Cuspido e escarrado – Conto (Kelly Hatanaka)

Dona Eleutéria e sua filha, Mariana, escolhiam feijões. Mariana, amuada, máscara de lama negra no rosto e toalha nos cabelos, teve que adiar a pintura das unhas porque a mãe precisou de sua ajuda para preparar a feijoada do dia seguinte. Conversavam sobre a família, que viria comemorar o aniversário de vó Rita.

— Ah, esse menino! Por fora, bela viola, por dentro, pão bolorento… — Dona Eleutéria falava de Miltinho, filho de sua prima.

— Como assim?

— Ué, não está sabendo? Miltinho foi pego fumando um daqueles cigarrinhos estranhos. Ficou falando que era cigarro de palha. Pois bem, cigarro de palha não deixa o olho vermelho daquele jeito!

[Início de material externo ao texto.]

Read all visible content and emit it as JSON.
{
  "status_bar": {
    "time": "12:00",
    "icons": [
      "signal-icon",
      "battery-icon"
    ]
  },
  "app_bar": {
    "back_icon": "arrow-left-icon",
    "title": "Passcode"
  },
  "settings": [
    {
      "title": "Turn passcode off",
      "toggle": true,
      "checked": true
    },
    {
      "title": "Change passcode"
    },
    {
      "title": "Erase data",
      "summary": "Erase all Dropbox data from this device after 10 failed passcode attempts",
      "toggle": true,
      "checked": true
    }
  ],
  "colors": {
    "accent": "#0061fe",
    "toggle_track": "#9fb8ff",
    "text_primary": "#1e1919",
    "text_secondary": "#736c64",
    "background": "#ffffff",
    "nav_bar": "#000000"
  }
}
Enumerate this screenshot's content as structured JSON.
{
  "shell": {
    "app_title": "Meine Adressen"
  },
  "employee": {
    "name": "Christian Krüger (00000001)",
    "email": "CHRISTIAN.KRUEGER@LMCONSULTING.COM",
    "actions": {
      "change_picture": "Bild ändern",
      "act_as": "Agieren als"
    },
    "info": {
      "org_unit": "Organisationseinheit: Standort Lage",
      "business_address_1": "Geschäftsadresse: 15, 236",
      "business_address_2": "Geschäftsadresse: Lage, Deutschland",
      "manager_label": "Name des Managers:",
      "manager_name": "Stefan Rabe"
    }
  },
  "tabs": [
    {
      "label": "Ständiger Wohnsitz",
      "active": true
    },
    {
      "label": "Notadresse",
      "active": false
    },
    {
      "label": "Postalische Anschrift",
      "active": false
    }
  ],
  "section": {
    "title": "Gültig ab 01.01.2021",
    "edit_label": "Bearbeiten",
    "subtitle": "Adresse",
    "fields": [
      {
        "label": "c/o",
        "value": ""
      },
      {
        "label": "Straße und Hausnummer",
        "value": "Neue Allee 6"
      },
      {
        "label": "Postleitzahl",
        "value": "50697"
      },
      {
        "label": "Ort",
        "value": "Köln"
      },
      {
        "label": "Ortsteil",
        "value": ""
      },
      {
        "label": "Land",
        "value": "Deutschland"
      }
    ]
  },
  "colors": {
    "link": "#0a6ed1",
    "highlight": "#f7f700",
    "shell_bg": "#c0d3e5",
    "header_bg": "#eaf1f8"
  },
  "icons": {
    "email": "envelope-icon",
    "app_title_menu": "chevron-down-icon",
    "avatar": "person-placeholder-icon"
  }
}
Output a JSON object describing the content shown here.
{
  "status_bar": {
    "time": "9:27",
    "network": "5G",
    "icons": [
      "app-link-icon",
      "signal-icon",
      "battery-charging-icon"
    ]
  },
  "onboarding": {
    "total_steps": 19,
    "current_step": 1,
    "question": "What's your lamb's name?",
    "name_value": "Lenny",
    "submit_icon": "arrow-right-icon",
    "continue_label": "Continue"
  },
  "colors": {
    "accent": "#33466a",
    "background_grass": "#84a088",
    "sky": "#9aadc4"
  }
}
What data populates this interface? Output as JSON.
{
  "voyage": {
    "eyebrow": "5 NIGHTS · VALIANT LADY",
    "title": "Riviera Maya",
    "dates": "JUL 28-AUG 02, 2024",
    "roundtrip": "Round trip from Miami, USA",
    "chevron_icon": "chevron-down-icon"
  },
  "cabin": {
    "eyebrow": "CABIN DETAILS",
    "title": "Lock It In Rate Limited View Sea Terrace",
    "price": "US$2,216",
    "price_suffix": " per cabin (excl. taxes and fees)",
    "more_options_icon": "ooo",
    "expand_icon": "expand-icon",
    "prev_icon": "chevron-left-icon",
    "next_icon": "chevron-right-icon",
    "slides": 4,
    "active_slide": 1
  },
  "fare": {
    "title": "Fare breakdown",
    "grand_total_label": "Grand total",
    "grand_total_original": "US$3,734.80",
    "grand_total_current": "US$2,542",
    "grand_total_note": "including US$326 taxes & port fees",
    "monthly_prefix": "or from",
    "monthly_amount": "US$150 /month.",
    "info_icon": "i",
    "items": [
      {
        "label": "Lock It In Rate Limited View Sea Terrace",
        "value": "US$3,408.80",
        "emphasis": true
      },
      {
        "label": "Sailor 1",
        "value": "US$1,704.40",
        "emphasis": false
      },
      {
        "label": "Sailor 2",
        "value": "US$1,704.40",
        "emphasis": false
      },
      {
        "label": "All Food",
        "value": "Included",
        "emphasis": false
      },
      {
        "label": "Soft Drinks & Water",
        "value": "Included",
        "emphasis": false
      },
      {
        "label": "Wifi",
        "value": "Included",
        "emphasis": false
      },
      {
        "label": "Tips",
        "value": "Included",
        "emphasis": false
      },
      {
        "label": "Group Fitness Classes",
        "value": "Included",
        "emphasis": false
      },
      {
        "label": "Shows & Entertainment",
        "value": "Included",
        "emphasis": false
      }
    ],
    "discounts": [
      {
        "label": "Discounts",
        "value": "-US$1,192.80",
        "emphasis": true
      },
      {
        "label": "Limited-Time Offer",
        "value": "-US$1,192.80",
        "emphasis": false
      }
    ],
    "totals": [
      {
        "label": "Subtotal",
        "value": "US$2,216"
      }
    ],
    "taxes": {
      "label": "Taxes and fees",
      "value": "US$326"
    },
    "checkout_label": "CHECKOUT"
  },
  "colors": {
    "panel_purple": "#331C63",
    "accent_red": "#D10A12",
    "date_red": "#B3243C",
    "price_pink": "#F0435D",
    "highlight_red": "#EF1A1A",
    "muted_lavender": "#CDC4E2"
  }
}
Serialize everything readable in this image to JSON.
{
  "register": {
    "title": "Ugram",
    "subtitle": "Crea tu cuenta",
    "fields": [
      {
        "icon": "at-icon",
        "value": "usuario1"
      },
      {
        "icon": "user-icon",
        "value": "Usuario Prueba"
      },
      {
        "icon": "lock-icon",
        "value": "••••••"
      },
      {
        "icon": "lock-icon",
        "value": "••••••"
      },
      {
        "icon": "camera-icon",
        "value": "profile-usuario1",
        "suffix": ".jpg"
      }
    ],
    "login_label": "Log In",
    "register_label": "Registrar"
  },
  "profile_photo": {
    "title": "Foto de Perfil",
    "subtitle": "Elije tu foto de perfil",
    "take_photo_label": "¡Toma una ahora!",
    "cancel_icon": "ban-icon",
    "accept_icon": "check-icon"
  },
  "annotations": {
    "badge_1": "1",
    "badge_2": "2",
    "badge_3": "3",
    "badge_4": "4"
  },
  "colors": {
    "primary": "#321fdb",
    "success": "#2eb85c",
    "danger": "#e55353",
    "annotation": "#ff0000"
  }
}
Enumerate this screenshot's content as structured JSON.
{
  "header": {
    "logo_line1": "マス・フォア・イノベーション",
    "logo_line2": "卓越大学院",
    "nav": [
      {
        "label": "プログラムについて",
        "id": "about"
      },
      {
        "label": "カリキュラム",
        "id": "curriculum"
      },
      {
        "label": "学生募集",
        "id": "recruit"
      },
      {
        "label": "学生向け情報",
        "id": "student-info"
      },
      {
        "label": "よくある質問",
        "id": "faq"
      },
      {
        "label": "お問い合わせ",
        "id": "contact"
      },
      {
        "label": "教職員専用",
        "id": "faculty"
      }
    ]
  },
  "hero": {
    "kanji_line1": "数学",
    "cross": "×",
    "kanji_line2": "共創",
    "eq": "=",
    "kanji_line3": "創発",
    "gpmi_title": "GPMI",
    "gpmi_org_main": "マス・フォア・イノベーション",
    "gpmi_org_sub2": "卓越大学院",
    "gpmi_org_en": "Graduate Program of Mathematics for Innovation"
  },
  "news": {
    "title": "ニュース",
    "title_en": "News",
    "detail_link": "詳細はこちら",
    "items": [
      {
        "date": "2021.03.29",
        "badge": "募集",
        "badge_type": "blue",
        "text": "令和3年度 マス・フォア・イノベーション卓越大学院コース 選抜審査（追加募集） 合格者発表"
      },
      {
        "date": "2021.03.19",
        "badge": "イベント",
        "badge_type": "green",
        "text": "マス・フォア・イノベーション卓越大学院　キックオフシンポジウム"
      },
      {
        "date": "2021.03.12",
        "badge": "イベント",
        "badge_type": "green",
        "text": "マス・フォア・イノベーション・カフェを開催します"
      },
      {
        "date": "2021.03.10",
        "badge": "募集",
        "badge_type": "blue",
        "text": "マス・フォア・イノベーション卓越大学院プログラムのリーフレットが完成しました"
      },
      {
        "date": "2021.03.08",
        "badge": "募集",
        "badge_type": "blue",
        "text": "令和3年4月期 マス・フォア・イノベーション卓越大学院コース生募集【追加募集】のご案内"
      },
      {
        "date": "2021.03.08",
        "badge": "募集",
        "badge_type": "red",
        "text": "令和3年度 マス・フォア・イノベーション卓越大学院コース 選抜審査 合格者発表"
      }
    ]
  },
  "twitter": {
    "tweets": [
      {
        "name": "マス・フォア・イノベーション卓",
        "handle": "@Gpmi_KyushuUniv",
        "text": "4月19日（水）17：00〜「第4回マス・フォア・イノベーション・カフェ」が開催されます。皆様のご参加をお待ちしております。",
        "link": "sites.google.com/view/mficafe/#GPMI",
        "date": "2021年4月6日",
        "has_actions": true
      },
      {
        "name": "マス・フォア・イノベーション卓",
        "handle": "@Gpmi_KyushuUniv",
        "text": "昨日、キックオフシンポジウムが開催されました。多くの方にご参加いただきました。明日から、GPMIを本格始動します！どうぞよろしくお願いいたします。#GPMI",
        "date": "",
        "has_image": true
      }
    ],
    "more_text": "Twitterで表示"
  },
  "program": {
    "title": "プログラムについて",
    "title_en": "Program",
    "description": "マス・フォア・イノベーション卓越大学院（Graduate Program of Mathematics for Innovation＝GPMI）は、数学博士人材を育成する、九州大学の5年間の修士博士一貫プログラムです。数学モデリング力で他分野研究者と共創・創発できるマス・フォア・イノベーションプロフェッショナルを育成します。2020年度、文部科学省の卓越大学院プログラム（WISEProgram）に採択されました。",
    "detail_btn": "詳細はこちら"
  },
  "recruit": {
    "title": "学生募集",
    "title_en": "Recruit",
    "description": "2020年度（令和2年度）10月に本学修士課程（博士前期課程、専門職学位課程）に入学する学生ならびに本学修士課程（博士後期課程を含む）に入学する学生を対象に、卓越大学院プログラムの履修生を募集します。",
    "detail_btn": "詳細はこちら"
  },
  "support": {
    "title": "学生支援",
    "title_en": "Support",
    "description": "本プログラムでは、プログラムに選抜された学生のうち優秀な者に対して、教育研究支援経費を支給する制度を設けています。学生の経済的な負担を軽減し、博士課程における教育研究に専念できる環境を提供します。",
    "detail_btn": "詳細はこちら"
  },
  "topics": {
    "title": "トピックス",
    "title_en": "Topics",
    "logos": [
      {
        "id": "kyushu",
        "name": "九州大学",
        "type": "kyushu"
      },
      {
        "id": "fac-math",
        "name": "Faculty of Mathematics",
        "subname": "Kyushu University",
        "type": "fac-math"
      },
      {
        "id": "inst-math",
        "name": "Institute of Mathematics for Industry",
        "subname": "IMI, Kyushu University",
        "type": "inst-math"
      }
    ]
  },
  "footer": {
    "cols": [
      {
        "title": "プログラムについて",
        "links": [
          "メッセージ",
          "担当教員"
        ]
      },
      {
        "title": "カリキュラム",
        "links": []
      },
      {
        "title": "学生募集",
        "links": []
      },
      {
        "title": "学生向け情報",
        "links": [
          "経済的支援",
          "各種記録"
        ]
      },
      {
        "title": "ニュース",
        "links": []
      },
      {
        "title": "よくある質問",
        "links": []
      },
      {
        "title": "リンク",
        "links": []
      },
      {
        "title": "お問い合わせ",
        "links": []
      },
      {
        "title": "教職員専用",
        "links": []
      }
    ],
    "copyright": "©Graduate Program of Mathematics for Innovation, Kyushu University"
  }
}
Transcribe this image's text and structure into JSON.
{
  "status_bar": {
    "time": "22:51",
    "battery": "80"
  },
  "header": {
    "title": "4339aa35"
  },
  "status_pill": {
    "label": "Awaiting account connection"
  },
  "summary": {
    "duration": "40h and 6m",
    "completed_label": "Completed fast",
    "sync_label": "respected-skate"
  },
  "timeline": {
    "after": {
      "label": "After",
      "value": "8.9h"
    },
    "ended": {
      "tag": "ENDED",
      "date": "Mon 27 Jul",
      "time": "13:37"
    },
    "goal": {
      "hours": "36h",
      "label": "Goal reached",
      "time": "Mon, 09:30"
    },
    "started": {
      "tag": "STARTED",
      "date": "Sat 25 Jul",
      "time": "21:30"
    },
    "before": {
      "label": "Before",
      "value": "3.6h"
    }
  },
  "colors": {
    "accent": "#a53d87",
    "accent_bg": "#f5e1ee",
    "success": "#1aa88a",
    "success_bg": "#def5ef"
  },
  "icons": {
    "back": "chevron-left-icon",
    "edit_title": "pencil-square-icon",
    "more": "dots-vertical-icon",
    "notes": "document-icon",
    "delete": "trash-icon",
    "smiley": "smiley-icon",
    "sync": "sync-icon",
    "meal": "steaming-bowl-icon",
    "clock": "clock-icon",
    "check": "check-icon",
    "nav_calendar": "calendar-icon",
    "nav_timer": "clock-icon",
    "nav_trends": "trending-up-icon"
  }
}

— Não, mãe, disso eu sei. Eu não entendi essa história de pão bolorento.

— É modo de dizer, minha filha. Significa que a criatura parece um anjo de candura por fora, mas é uma cria do demo por dentro.

Feijão bom, pra tigela. Pedrinha, pro canto. Mariana deu um piparote em uma pobre formiga perdida.

— Sim, mas o que tem a viola a ver com o pão?

— Sei lá, ora, acho que é só para rimar mesmo.

— Mas não faz sentido.

— É uma daquelas coisas que dizem, nem sempre faz sentido. Como “fulano é o pai cuspido e escarrado”. Faz sentido isso? Não faz, mas é o que se diz.

— Mas é que está errado, mãe — disse Mariana, ajeitando a toalha na cabeça. — O certo é “fulano é o pai esculpido em carrara”.

— E isso quer dizer o que? Que diacho é “carrara”? – Dona Eleutéria estava começando a perder a paciência.

— Parece que é um tipo de mármore…

— E o que isso tem a ver com ser parecido com o pai?

— Aí eu não sei.

— Pois é isso: não faz sentido. É dito popular, coisa que está na boca do povo, como se o povo soubesse de alguma coisa!

Ficaram quietas por um tempo. Mariana pensando se já não estaria na hora de tirar a máscara do rosto; dona Eleutéria pensando em tirar a conversa daquela aula de português e levar de volta para a velha e boa fofoca.

— Ah, você sabe aquilo que andam falando do padre Lauro?

— O que falam sobre ele? — Perguntou Mariana, fingindo não se interessar.

— Que o homem é bonito demais pra ser padre e que isso não pode ser coisa boa.

— Bobagem desse povo! Porque padre tem que ser feio, ué?

— Não é que tem que ser feio, mas é que se for bonito a tentação é grande, né.

— Que tentação? Só porque ele é alto e simpático, tem aqueles olhos azuis tão bonitos… e as covinhas quando ele sorri…

— Eita, que para quem até pouco tempo nem ia pra missa você andou prestando muita atenção no padre!

— Droga, preciso tirar essa máscara que está começando a pinicar! — Mariana deu um pulo da cadeira e correu para o banheiro. Demorou-se um pouco e voltou um tanto pensativa.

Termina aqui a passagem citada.